In “The Restless,” the marriage is stressed to its limits because the father, Damien, is bipolar. (The first names of the main characters are also the names of the actors who play them.) What might be a placid scene at the beginning of the movie — a man and his son on a boat while his wife suns herself on the beach — turns odd and threatening when the man suddenly jumps off the boat and tells his son, “I’m swimming back — you take the boat, you know how.”

That, it turns out, is just the start. The next thing we know, Damien is up all night because he’s decided he needs to fix a bicycle. Everything he does is manic: cooking, playing, shopping and particularly painting, an essential activity because he makes his living as an artist. He’s a painter whose mania finds him working and reworking his paintings over and over to the point of exhaustion. And the film stays with him, letting his manic painting play out in long stretches that are tiring just to watch.

The easy take would be to show his mania hurting his artistic creation — and you almost expect that his endless, violent revisions will eventually just rip through the canvas and destroy his work. But “The Restless” doesn’t go down that path; instead, the power of the work that emerges from his relentless fussing suggests that he finds bursts of inspiration in his manic episodes.

But at what cost? Damien lives in a state of breathlessness, and Lafosse shoots Damien and the eternally overstressed Leïla close up and at their eye level. It’s an approach that puts the audience in its own state of exhaustion at times, a grueling but effective way to make us experience these lives up close.

This is one of the few Cannes films that reflects the current times by having its characters wear masks in some scenes. (It was filmed during the pandemic, and the crew was always masked.) But when the masks are off and the couple is home, Damien’s instability and Leïla’s desperation are fully uncovered, as is the toll it takes on their son, Amine (Gabriel Merz Chammah). We see Damien’s illness through the eyes of Leïla, which is rough, and Amine, which is heartbreaking.  

But “The Restless” doesn’t let anybody off easily: When Damien eventually reaches a breaking point and goes into a clinic where he’s put on heavy medication, Leïla has a party, singing and dancing and shouting “all night!” from the middle of a packed dance floor. It’s not the subtlest way to suggest that we all have a touch of mania in us.

Like movies going back to “A Clockwork Orange” and beyond, “The Restless” is also interested in exploring whether the treatment can be worse than the cure. Or maybe it’s asking whether the cure can be its own kind of misery, different and maybe less dangerous to others, but debilitating to the person who’s supposed to be better off.

Bonnard, so scarily intense in most of the film, turns into a haunted specter in the scenes where he’s medicated, shuffling around his studio without even the strength to lift his feet; he may remember that he could once make vital art, but he doesn’t have the strength to even try. “Forget me,” he tells Leïla. “Tell everyone I’m dead. You’ll be less ashamed of me.”

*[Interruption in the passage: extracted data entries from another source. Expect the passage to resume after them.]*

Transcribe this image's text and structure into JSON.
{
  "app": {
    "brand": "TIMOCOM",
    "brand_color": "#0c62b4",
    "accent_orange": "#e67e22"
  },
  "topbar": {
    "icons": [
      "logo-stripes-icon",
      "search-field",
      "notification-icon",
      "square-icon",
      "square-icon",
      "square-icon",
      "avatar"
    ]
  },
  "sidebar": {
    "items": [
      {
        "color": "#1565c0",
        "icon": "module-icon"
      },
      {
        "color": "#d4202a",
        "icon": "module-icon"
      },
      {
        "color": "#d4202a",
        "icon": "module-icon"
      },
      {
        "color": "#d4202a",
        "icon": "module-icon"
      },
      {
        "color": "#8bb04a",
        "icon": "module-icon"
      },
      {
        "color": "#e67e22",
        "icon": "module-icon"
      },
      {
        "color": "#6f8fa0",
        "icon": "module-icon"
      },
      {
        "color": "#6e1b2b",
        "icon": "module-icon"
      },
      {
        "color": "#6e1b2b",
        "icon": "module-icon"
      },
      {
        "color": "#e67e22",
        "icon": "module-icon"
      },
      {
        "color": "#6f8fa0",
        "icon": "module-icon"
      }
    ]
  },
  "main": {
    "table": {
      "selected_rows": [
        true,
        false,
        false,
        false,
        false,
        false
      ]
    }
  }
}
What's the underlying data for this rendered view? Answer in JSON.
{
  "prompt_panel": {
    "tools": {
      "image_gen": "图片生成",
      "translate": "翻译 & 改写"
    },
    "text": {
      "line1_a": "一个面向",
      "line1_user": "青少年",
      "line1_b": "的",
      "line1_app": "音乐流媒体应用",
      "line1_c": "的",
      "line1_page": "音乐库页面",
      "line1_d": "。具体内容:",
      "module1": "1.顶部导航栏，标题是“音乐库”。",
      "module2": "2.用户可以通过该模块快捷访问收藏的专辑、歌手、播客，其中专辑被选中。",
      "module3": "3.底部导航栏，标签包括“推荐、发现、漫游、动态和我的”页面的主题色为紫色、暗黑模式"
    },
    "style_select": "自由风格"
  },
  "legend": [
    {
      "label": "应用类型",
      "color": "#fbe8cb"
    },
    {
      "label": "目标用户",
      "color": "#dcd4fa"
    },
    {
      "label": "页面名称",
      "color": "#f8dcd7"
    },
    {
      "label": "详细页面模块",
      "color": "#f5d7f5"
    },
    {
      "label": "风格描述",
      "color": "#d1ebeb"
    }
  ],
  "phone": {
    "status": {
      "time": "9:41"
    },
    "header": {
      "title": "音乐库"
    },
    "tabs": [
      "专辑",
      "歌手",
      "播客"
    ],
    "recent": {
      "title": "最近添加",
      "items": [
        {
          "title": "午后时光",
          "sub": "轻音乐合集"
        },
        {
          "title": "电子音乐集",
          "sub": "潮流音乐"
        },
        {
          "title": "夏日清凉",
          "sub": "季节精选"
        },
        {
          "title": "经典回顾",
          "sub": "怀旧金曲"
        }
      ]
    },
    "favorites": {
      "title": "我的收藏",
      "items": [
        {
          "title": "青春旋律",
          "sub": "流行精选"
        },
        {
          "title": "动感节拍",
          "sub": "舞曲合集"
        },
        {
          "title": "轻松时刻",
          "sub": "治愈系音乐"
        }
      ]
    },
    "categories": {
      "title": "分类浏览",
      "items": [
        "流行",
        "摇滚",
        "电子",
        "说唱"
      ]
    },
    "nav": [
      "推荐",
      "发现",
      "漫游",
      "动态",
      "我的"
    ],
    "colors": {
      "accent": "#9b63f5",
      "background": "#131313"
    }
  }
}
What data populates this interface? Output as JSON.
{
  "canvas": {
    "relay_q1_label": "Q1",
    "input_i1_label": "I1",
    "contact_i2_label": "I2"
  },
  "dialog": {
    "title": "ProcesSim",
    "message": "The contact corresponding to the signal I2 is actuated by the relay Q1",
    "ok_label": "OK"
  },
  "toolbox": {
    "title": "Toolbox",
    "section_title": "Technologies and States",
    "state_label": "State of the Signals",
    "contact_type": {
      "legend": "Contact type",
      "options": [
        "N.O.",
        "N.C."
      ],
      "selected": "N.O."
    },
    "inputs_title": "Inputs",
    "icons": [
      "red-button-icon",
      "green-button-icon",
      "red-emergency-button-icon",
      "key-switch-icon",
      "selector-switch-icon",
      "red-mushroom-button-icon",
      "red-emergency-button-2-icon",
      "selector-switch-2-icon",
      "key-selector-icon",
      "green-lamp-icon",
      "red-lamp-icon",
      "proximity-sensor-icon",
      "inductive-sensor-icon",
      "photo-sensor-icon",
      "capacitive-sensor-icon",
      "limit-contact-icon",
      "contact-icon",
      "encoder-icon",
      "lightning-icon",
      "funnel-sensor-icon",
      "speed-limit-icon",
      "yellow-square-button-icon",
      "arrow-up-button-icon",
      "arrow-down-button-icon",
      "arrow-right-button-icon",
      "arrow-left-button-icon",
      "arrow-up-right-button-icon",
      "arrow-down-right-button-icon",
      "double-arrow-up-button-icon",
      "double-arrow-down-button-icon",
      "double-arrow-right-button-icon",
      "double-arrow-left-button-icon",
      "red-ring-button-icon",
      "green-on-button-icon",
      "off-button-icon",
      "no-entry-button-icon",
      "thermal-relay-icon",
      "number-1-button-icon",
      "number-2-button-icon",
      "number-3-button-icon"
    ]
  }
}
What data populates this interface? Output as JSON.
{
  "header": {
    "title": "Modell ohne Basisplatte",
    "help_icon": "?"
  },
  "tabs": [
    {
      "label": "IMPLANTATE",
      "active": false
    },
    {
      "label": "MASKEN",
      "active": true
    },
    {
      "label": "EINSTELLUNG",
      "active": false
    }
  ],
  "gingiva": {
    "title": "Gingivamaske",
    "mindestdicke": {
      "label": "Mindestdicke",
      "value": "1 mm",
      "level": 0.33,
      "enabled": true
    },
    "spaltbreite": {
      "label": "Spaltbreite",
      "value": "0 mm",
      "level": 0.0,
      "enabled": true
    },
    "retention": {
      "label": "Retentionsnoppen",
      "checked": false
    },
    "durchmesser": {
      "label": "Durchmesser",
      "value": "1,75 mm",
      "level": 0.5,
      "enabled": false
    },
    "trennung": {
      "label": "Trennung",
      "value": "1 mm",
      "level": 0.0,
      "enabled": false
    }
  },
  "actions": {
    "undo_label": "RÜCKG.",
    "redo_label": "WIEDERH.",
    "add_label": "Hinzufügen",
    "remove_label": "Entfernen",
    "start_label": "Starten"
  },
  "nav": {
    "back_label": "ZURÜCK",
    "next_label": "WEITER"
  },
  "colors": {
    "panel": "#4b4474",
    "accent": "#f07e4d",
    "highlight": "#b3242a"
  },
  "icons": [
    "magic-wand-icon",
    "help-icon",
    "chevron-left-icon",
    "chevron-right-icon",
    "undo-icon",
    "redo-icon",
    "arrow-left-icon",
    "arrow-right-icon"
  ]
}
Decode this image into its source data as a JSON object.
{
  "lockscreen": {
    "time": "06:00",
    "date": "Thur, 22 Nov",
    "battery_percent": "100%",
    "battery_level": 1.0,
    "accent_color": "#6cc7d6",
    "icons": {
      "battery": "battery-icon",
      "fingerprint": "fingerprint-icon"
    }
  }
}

There are unexpected grace notes in the film, including a key one in a joke that Amina tells at the dinner table. But “The Restless” makes it clear that there are no easy ways out of this dark hole. Anytime Damien begins to seem like his old self, Leïla pushes him away, terrified that his mania will return.

Both actors are riveting in this sad duet, and Lafosse isn’t much interested in giving them a facile reconciliation. Everything is hard in “The Restless,” a potent drama that never quite succumbs to dread but always keeps it close at hand.